Oil up 10% and could hit $100 a barrel, analysts say as Middle East descends into chaos


Brent crude rose 10% to around $80 a barrel on Sunday, oil traders said, while analysts predicted prices could rise as high as $100 after US and Israeli attacks on Iran plunged the Middle East into a new war.

The main driver of this market volatility is the critical Strait of Hormuz. Ajay Parmar, director of energy and refining at ICIS, said: “While military strikes in themselves support oil prices, the key factor here is the closure of the Strait of Hormuz.”

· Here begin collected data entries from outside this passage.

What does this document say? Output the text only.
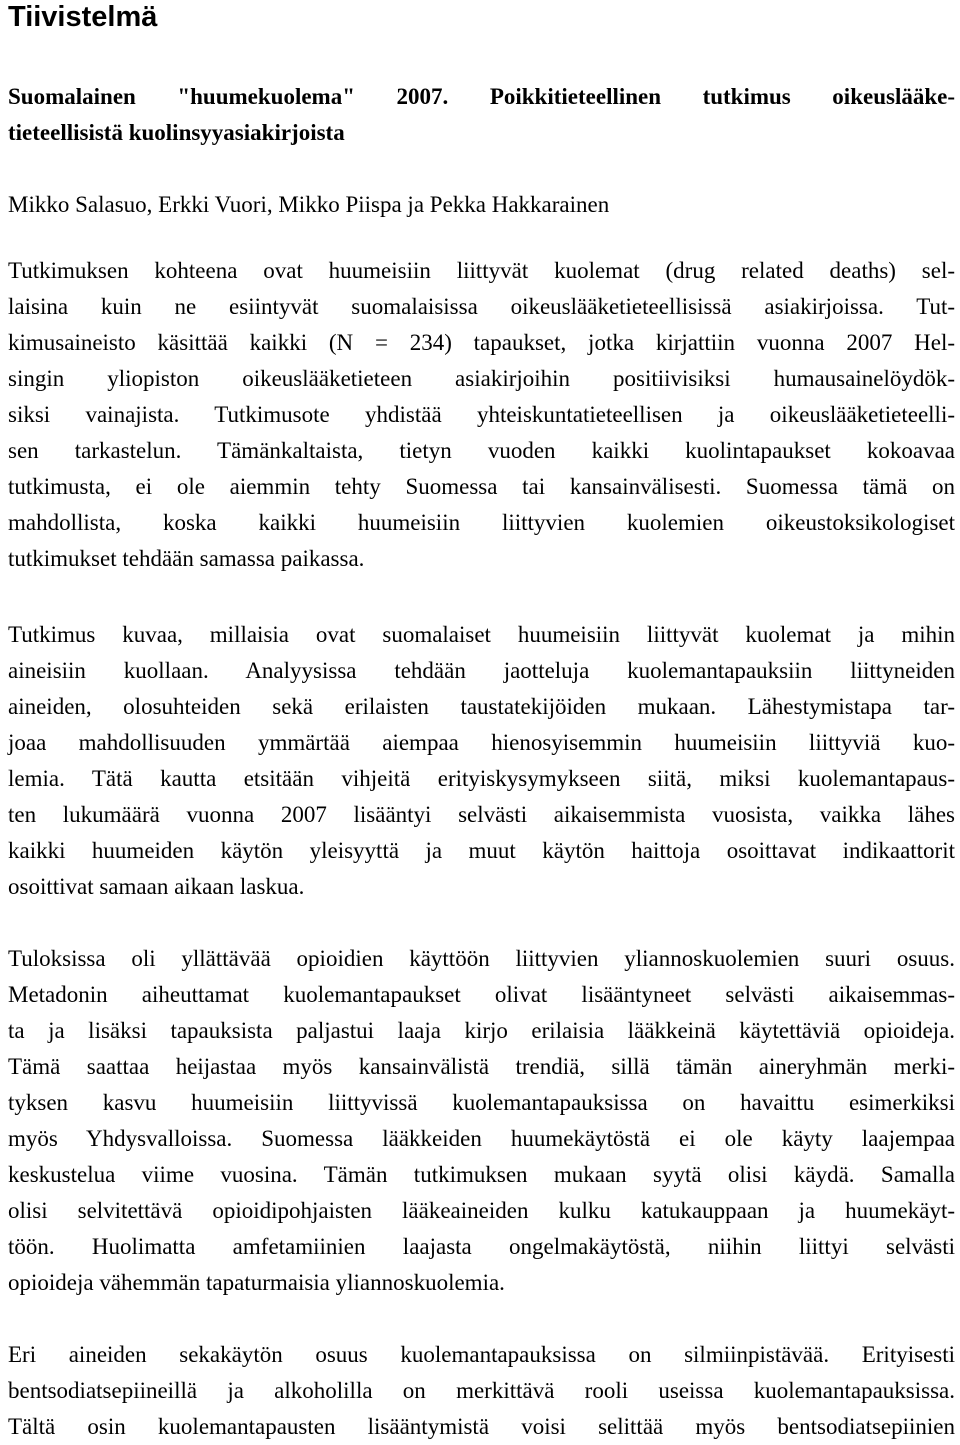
Tiivistelmä
Suomalainen "huumekuolema" 2007. Poikkitieteellinen tutkimus oikeuslääke-
tieteellisistä kuolinsyyasiakirjoista
Mikko Salasuo, Erkki Vuori, Mikko Piispa ja Pekka Hakkarainen
Tutkimuksen kohteena ovat huumeisiin liittyvät kuolemat (drug related deaths) sel-
laisina kuin ne esiintyvät suomalaisissa oikeuslääketieteellisissä asiakirjoissa. Tut-
kimusaineisto käsittää kaikki (N = 234) tapaukset, jotka kirjattiin vuonna 2007 Hel-
singin yliopiston oikeuslääketieteen asiakirjoihin positiivisiksi humausainelöydök-
siksi vainajista. Tutkimusote yhdistää yhteiskuntatieteellisen ja oikeuslääketieteelli-
sen tarkastelun. Tämänkaltaista, tietyn vuoden kaikki kuolintapaukset kokoavaa
tutkimusta, ei ole aiemmin tehty Suomessa tai kansainvälisesti. Suomessa tämä on
mahdollista, koska kaikki huumeisiin liittyvien kuolemien oikeustoksikologiset
tutkimukset tehdään samassa paikassa.
Tutkimus kuvaa, millaisia ovat suomalaiset huumeisiin liittyvät kuolemat ja mihin
aineisiin kuollaan. Analyysissa tehdään jaotteluja kuolemantapauksiin liittyneiden
aineiden, olosuhteiden sekä erilaisten taustatekijöiden mukaan. Lähestymistapa tar-
joaa mahdollisuuden ymmärtää aiempaa hienosyisemmin huumeisiin liittyviä kuo-
lemia. Tätä kautta etsitään vihjeitä erityiskysymykseen siitä, miksi kuolemantapaus-
ten lukumäärä vuonna 2007 lisääntyi selvästi aikaisemmista vuosista, vaikka lähes
kaikki huumeiden käytön yleisyyttä ja muut käytön haittoja osoittavat indikaattorit
osoittivat samaan aikaan laskua.
Tuloksissa oli yllättävää opioidien käyttöön liittyvien yliannoskuolemien suuri osuus.
Metadonin aiheuttamat kuolemantapaukset olivat lisääntyneet selvästi aikaisemmas-
ta ja lisäksi tapauksista paljastui laaja kirjo erilaisia lääkkeinä käytettäviä opioideja.
Tämä saattaa heijastaa myös kansainvälistä trendiä, sillä tämän aineryhmän merki-
tyksen kasvu huumeisiin liittyvissä kuolemantapauksissa on havaittu esimerkiksi
myös Yhdysvalloissa. Suomessa lääkkeiden huumekäytöstä ei ole käyty laajempaa
keskustelua viime vuosina. Tämän tutkimuksen mukaan syytä olisi käydä. Samalla
olisi selvitettävä opioidipohjaisten lääkeaineiden kulku katukauppaan ja huumekäyt-
töön. Huolimatta amfetamiinien laajasta ongelmakäytöstä, niihin liittyi selvästi
opioideja vähemmän tapaturmaisia yliannoskuolemia.
Eri aineiden sekakäytön osuus kuolemantapauksissa on silmiinpistävää. Erityisesti
bentsodiatsepiineillä ja alkoholilla on merkittävä rooli useissa kuolemantapauksissa.
Tältä osin kuolemantapausten lisääntymistä voisi selittää myös bentsodiatsepiinien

Most tanker owners, oil majors and trading houses have suspended shipments of crude oil, fuel and liquefied natural gas through the Strait of Hormuz, trading sources said, after Tehran warned ships not to pass through the waterway. More than 20% of the world's oil is transported through the Strait of Hormuz.

“We expect prices to open (after the weekend) much closer to $100 a barrel and perhaps surpass that level if we see a prolonged Strait cutoff,” Parmar said.

Middle East leaders have warned Washington that a war against Iran could lead oil prices to jump above $100 a barrel, said RBC analyst Helima Croft. Barclays analysts also said prices could hit $100.

Cargo ships and tankers are seen off the coastal city of Fujairah in the Strait of Hormuz in the northern emirate on February 25, 2026. (Photo by Giuseppe CACACE/AFP via Getty Images) (AFP via Getty Images)

Oil producers group OPEC+ agreed on Sunday to increase output by 206,000 barrels per day (bpd) from April, a modest increase that represents less than 0.2% of global demand.

While some alternative infrastructure could be used to bypass the Strait of Hormuz, the net impact of its closure would be a loss of between 8 million and 10 million bpd of crude oil supply even after diverting some flows through Saudi Arabia's East-West pipeline and the Abu Dhabi pipeline, said Rystad energy economist Jorge León.

Rystad expects prices to rise $20 to around $92 a barrel when trading opens.

The Iran crisis also prompted Asian governments and refiners to evaluate oil reserves and alternative shipping routes and supplies.